Die altägyptische Schönheit verdankt viel dem fortgeschrittenen chemischen Wissen, das die Ägypter besaßen und über viele Jahrhunderte eifersüchtig hüteten. In jüngerer Zeit haben jedoch Ägyptologen und Experten des französischen Kosmetikkonzerns L’Oréal den Inhalt altägyptischer Parfümflaschen und Kosmetikgefäße im Louvre mit einem Elektronenmikroskop und Röntgenstrahlen untersucht.

Die am häufigsten verwendeten Inhaltsstoffe in der altägyptischen Schminke und Kosmetik waren Galena, Cerussit, Laurionit, Phosgenit und 7 Prozent Fett – ein Anteil, der ungefähr dem entspricht, der heute bei der Herstellung von Augenschminke verwendet wird.

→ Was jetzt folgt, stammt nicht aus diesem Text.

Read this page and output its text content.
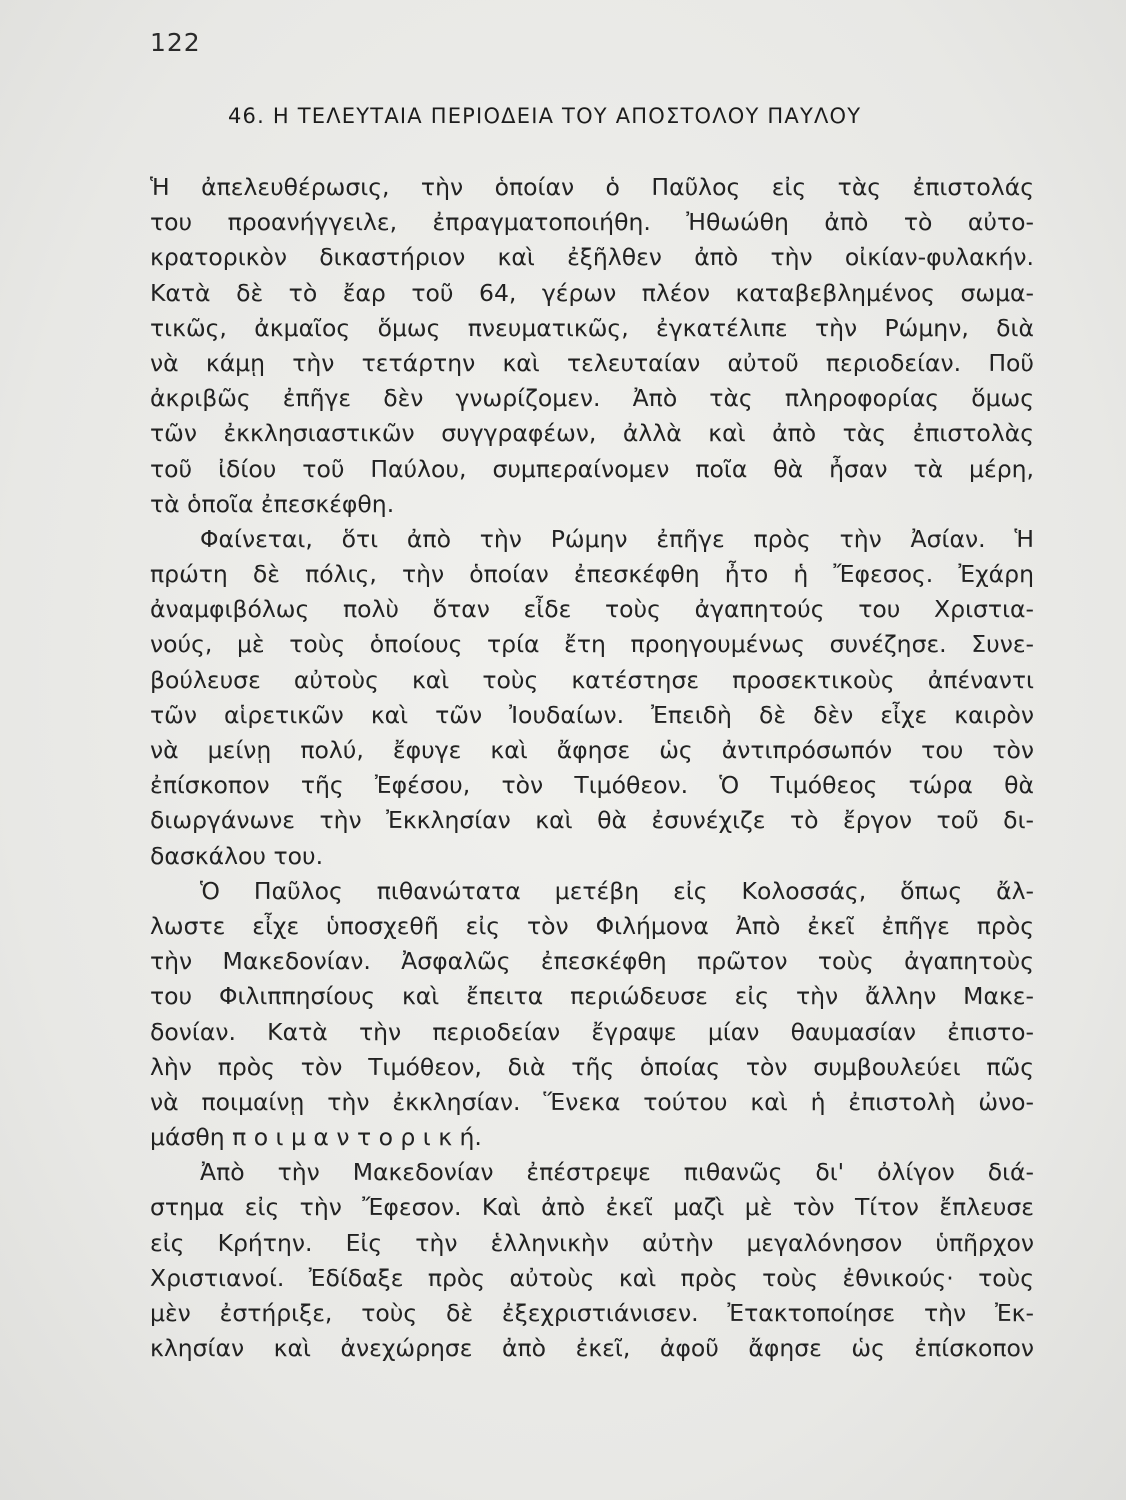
122
46. Η ΤΕΛΕΥΤΑΙΑ ΠΕΡΙΟΔΕΙΑ ΤΟΥ ΑΠΟΣΤΟΛΟΥ ΠΑΥΛΟΥ
Ἡ ἀπελευθέρωσις, τὴν ὁποίαν ὁ Παῦλος εἰς τὰς ἐπιστολάς
του προανήγγειλε, ἐπραγματοποιήθη. Ἠθωώθη ἀπὸ τὸ αὐτο-
κρατορικὸν δικαστήριον καὶ ἐξῆλθεν ἀπὸ τὴν οἰκίαν-φυλακήν.
Κατὰ δὲ τὸ ἔαρ τοῦ 64, γέρων πλέον καταβεβλημένος σωμα-
τικῶς, ἀκμαῖος ὅμως πνευματικῶς, ἐγκατέλιπε τὴν Ρώμην, διὰ
νὰ κάμῃ τὴν τετάρτην καὶ τελευταίαν αὐτοῦ περιοδείαν. Ποῦ
ἀκριβῶς ἐπῆγε δὲν γνωρίζομεν. Ἀπὸ τὰς πληροφορίας ὅμως
τῶν ἐκκλησιαστικῶν συγγραφέων, ἀλλὰ καὶ ἀπὸ τὰς ἐπιστολὰς
τοῦ ἰδίου τοῦ Παύλου, συμπεραίνομεν ποῖα θὰ ἦσαν τὰ μέρη,
τὰ ὁποῖα ἐπεσκέφθη.
Φαίνεται, ὅτι ἀπὸ τὴν Ρώμην ἐπῆγε πρὸς τὴν Ἀσίαν. Ἡ
πρώτη δὲ πόλις, τὴν ὁποίαν ἐπεσκέφθη ἦτο ἡ Ἔφεσος. Ἐχάρη
ἀναμφιβόλως πολὺ ὅταν εἶδε τοὺς ἀγαπητούς του Χριστια-
νούς, μὲ τοὺς ὁποίους τρία ἔτη προηγουμένως συνέζησε. Συνε-
βούλευσε αὐτοὺς καὶ τοὺς κατέστησε προσεκτικοὺς ἀπέναντι
τῶν αἱρετικῶν καὶ τῶν Ἰουδαίων. Ἐπειδὴ δὲ δὲν εἶχε καιρὸν
νὰ μείνῃ πολύ, ἔφυγε καὶ ἄφησε ὡς ἀντιπρόσωπόν του τὸν
ἐπίσκοπον τῆς Ἐφέσου, τὸν Τιμόθεον. Ὁ Τιμόθεος τώρα θὰ
διωργάνωνε τὴν Ἐκκλησίαν καὶ θὰ ἐσυνέχιζε τὸ ἔργον τοῦ δι-
δασκάλου του.
Ὁ Παῦλος πιθανώτατα μετέβη εἰς Κολοσσάς, ὅπως ἄλ-
λωστε εἶχε ὑποσχεθῆ εἰς τὸν Φιλήμονα Ἀπὸ ἐκεῖ ἐπῆγε πρὸς
τὴν Μακεδονίαν. Ἀσφαλῶς ἐπεσκέφθη πρῶτον τοὺς ἀγαπητοὺς
του Φιλιππησίους καὶ ἔπειτα περιώδευσε εἰς τὴν ἄλλην Μακε-
δονίαν. Κατὰ τὴν περιοδείαν ἔγραψε μίαν θαυμασίαν ἐπιστο-
λὴν πρὸς τὸν Τιμόθεον, διὰ τῆς ὁποίας τὸν συμβουλεύει πῶς
νὰ ποιμαίνῃ τὴν ἐκκλησίαν. Ἕνεκα τούτου καὶ ἡ ἐπιστολὴ ὠνο-
μάσθη π ο ι μ α ν τ ο ρ ι κ ή.
Ἀπὸ τὴν Μακεδονίαν ἐπέστρεψε πιθανῶς δι' ὀλίγον διά-
στημα εἰς τὴν Ἔφεσον. Καὶ ἀπὸ ἐκεῖ μαζὶ μὲ τὸν Τίτον ἔπλευσε
εἰς Κρήτην. Εἰς τὴν ἑλληνικὴν αὐτὴν μεγαλόνησον ὑπῆρχον
Χριστιανοί. Ἐδίδαξε πρὸς αὐτοὺς καὶ πρὸς τοὺς ἐθνικούς· τοὺς
μὲν ἐστήριξε, τοὺς δὲ ἐξεχριστιάνισεν. Ἐτακτοποίησε τὴν Ἐκ-
κλησίαν καὶ ἀνεχώρησε ἀπὸ ἐκεῖ, ἀφοῦ ἄφησε ὡς ἐπίσκοπον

Pharaonen und Schminke: Es ging um Macht

Genau wie die einfachen Ägypter trugen auch die Pharaonen aus religiösen und praktischen Gründen aufwendige Schminke. Aufgrund der Bedeutung des Pharaos als politischer und spiritueller Führer seines Volkes waren die Kleidung und die Schminke, die er trug, von größter Bedeutung, um seine Macht zu demonstrieren und seine Untertanen zu beeindrucken. Die Schminke der ägyptischen Pharaonen von Chufu bis Kleopatra diente dazu, den halbgöttlichen Status des Herrschers und seine Verbindung zu den Göttern zu betonen.

Fazit

Egypt makeup

Die Ägypter trugen Schminke aus mehreren Gründen. Zu den wichtigsten gehörten:

  • Die Notwendigkeit, ihre Augen und Haut vor Sonnenstrahlen und Staub zu schützen und Infektionen vorzubeugen
  • Die Götter nachzuahmen, indem sie schön erschienen
  • Die Darstellung von Reichtum und sozialem Status

Die Verwendung von Schminke und Kosmetik im alten Ägypten hatte eine weit tiefere Bedeutung als heute. Die Ägypter trugen Schminke nicht nur zum Schutz ihrer Augen und Haut vor den Auswirkungen des rauen Wüstenklimas, sondern auch aus religiösen und magischen Gründen. Die altägyptische Schminke ist ein weiteres eindrucksvolles Zeugnis für den Fortschritt der ägyptischen Zivilisation.